Within eight turbulent months in 1974 Gerald Ford went from the United
States House of Representatives, where he was the minority leader, to
the White House as the country’s first and only unelected president. His
unprecedented rise to power, after Richard Nixon’s equally
unprecedented fall, has garnered the lion’s share of scholarly attention
devoted to America’s thirty-eighth president. But Gerald Ford’s
(1913–2006) life and career in and out of Washington spanned nearly the
entire twentieth century. Ambition, Pragmatism, and Party captures for the first time the full scope of Ford’s long and remarkable political life.
The
man who emerges from these pages is keenly ambitious, determined to
climb the political ladder in Washington, and loyal to his party but not
a political ideologue.

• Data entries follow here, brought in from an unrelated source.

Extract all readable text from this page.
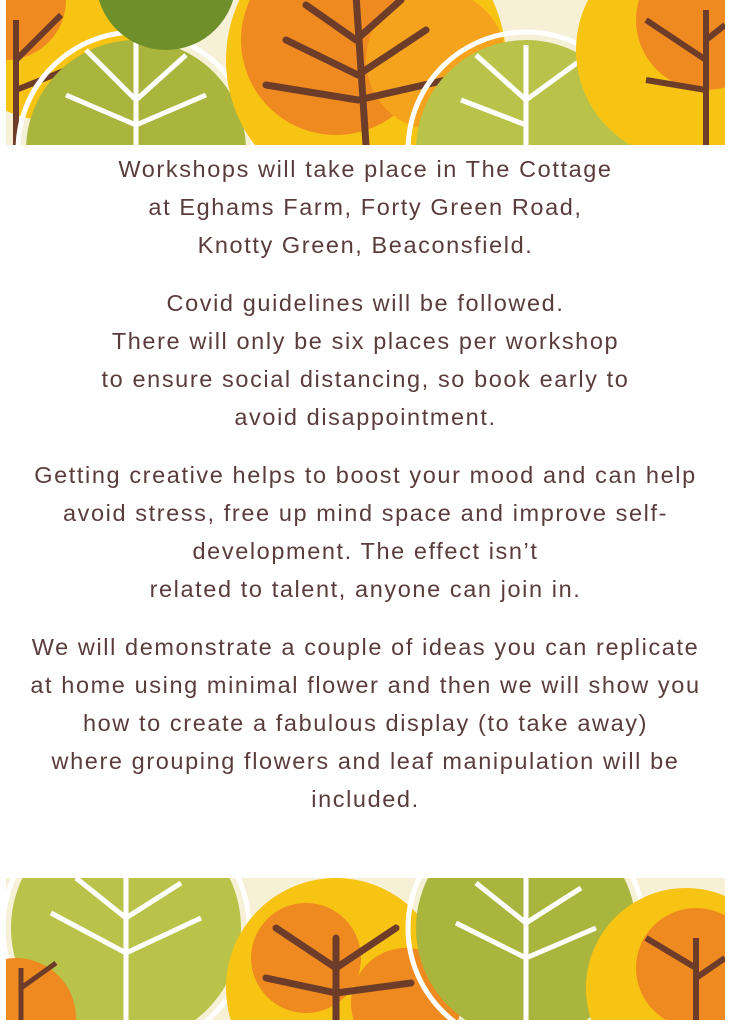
Workshops will take place in The Cottage
at Eghams Farm, Forty Green Road,
Knotty Green, Beaconsfield.

Covid guidelines will be followed.
There will only be six places per workshop
to ensure social distancing, so book early to
avoid disappointment.

Getting creative helps to boost your mood and can help
avoid stress, free up mind space and improve self-
development. The effect isn’t
related to talent, anyone can join in.

We will demonstrate a couple of ideas you can replicate
at home using minimal flower and then we will show you
how to create a fabulous display (to take away)
where grouping flowers and leaf manipulation will be
included.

Drawing on interviews with family and
congressional and administrative officials, presidential historian Scott
Kaufman traces Ford’s path from a Depression-era childhood through
service in World War II to entry into Congress shortly after the Cold
War began. He delves deeply into the workings of Congress and
legislative-executive relations, offering insight into Ford’s role as
the House minority leader in a time of conservative insurgency in the
Republican Party.
Kaufman’s account of the Ford presidency
provides a new perspective on how human rights figured in the making of
U.S. foreign policy in the Cold War era, and how environmental issues
figured in the making of domestic policy. It also presents a close look
at the 1976 presidential election—emphasizing the significance of image
in that contest—and extensive coverage of Ford’s post-presidency. In
sum, Ambition, Pragmatism, and Party is the most comprehensive
political biography of Gerald Ford and will become the definitive
resource on the thirty-eighth president of the United States.